Für die Strafbarkeit der deutschen Finanzbeamten ist daher zunächst entscheidend, ob die deutschen Beamten durch ihre Geldzahlung zu einem Verrat von Geschäftsgeheimnissen oder zu einem Verrat von Privatgeheimnissen nach Paragraf 17 UWG angestiftet oder hierzu Beihilfe geleistet haben. Das ist deswegen möglich, weil dieses Delikt - anders als das für den Informanten nach Paragraf 202a StGB strafbare Ausspähen der Daten - auch noch bei der späteren Weitergabe der Daten an die deutschen Behörden verwirklicht wird. Sieht man in dem notariell bestätigten Geldversprechen, das die Geheimnisweitergabe ja zweifellos gefördert hat, eine Beihilfe, so ist entscheidend, ob hierfür ein Rechtfertigungsgrund vorliegt.

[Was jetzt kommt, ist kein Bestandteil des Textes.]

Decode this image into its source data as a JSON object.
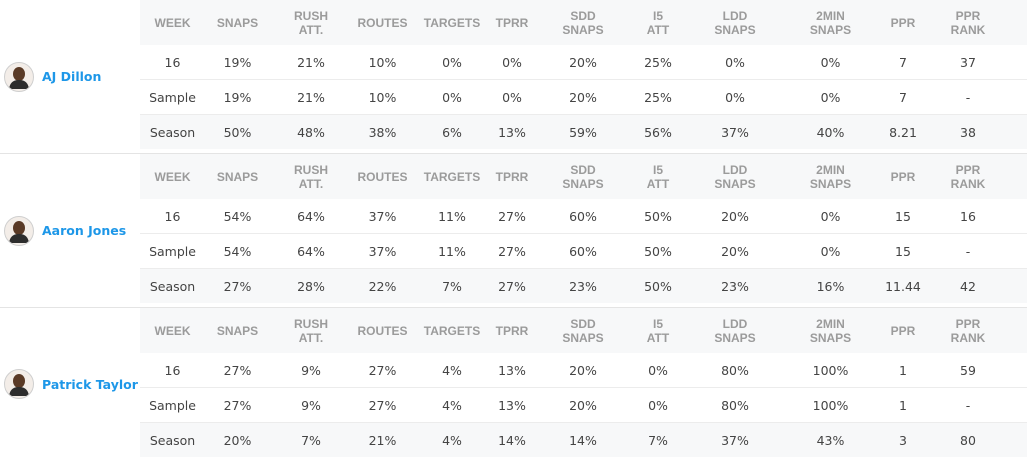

Die bereits genannte Weitergabebefugnis von Paragraf 116 AO ist für die Steuerbehörden dabei nicht mehr anwendbar, wenn sie den Ankauf selbst getätigt haben. Entsprechendes gilt für eine Amtshilfe nach Paragrafen 111, 112 AO, mit der man nicht einfach den Aufgabenkreis der Steuerbehörde mit der - für Steuerdelikte nicht anwendbaren - Eingriffsbefugnis des BND zu einer Super-Generalermächtigung für den BND oder die Steuerbehörden zusammenbauen kann: Denn Maßnahmen, die eine Behörde zur Erfüllung eigener Aufgaben nicht vornehmen dürfte, darf sie auch im Amtshilfeverfahren nicht durchführen. Wenn die Steuer(straf)behörden den Vorgang selbst betrieben haben, so sind daher ihre eigenen Ermittlungsbefugnisse entscheidend. Hier findet sich auf den ersten Blick zwar keine einschlägige Norm. Da einfache Geschäftsgeheimnisse in Deutschland jedoch nicht durch Zeugnisverweigerungsrechte geschützt sind, könnte jedoch die Zeugnispflicht des Informanten hier die Erlangung und auch den Verrat der einfachen Geschäftsgeheimnisse rechtfertigen. Diese Überlegung beruht darauf, dass der Informant in Deutschland mangels Zeugnisverweigerungsrecht zur Aussage verpflichtet wäre und seine Unterlagen beschlagnahmt werden könnten, wenn er sich in Deutschland befinden würde. Fraglich ist allerdings, ob diese Argumentation auch noch angesichts der von den Steuerbehörden geleisteten hohen Geldzahlung gilt, die den Liechtensteiner Fall vom Normalfall der Aussage und der straflosen Offenbarung von Geschäftsgeheimnissen aufgrund der Aussagepflicht des Zeugen unterscheidet. Diese - so bisher noch nicht erörterten - Fragen der Rechtfertigung der Steuerbehörden werden in der Zukunft noch intensiv diskutiert werden müssen. Zu prüfen ist dabei auch, wie die Situation im Hinblick auf Privatgeheimnisse z.B. aus dem Bereich von Rechtsanwälten und Wirtschaftsprüfern ist, für die der Informant ein Zeugnisverweigerungsrecht und damit keine rechtfertigende Aussagepflicht hat. Angesichts dieser Zweifel sind für derartige Fälle auch Rechtfertigungsgründe wie Notstand oder Wahrnehmung berechtigter Interessen sowie andere Konstruktionen zu diskutieren, mit denen man den "illegalen" Geheimnissen den strafrechtlichen Schutz absprechen könnte. Das würde weitere höchst problematische Rechtsfragen aufwerfen.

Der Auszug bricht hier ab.